BubuStack emits OpenTelemetry spans from core controllers and streaming components. Trace context can be propagated end-to-end, and trace IDs are recorded on runs to make UI/CLI lookup easy.

What is traced

  • Controller reconciliation for StoryRuns and StepRuns.
  • Storage hydration/offload operations.
  • Streaming hub and connector pipelines.

Where trace IDs live

  • StoryRun.status.trace (trace ID + span ID)
  • StepRun.status.trace (trace ID + span ID)

Operator toggles

  • telemetry.enabled: enables span emission.
  • telemetry.trace-propagation: injects/extracts trace context for downstream systems.

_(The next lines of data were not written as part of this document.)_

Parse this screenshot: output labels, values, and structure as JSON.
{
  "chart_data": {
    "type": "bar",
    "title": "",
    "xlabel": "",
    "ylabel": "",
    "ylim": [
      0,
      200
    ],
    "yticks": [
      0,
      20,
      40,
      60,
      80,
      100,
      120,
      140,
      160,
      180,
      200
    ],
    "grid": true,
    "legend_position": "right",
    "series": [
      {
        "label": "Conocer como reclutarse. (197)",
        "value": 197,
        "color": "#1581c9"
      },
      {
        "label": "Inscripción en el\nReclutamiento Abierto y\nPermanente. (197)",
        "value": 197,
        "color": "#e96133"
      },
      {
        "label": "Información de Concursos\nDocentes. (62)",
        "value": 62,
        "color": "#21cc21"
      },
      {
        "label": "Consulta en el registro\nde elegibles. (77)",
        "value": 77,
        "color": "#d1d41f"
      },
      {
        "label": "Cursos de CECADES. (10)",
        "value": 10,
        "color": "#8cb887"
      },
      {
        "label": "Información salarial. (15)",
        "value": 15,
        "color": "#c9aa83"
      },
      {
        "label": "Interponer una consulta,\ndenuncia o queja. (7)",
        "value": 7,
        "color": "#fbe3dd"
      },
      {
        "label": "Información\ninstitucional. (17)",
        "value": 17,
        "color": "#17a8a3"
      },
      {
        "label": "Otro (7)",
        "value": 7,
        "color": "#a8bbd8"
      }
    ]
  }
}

These toggles are applied at runtime. Enabling telemetry will initialize the OTLP exporter; disabling telemetry will flush and shut it down. Changing OTEL exporter environment variables still requires a restart.

Exporter configuration (OTLP)

BubuStack uses the OTLP gRPC exporter. Configure via standard OTEL env vars:

  • OTEL_EXPORTER_OTLP_ENDPOINT (e.g., otel-collector:4317)
  • OTEL_TRACES_EXPORTER (otlp or none)
  • OTEL_SERVICE_NAME (override service name)
  • OTEL_RESOURCE_ATTRIBUTES (extra resource tags)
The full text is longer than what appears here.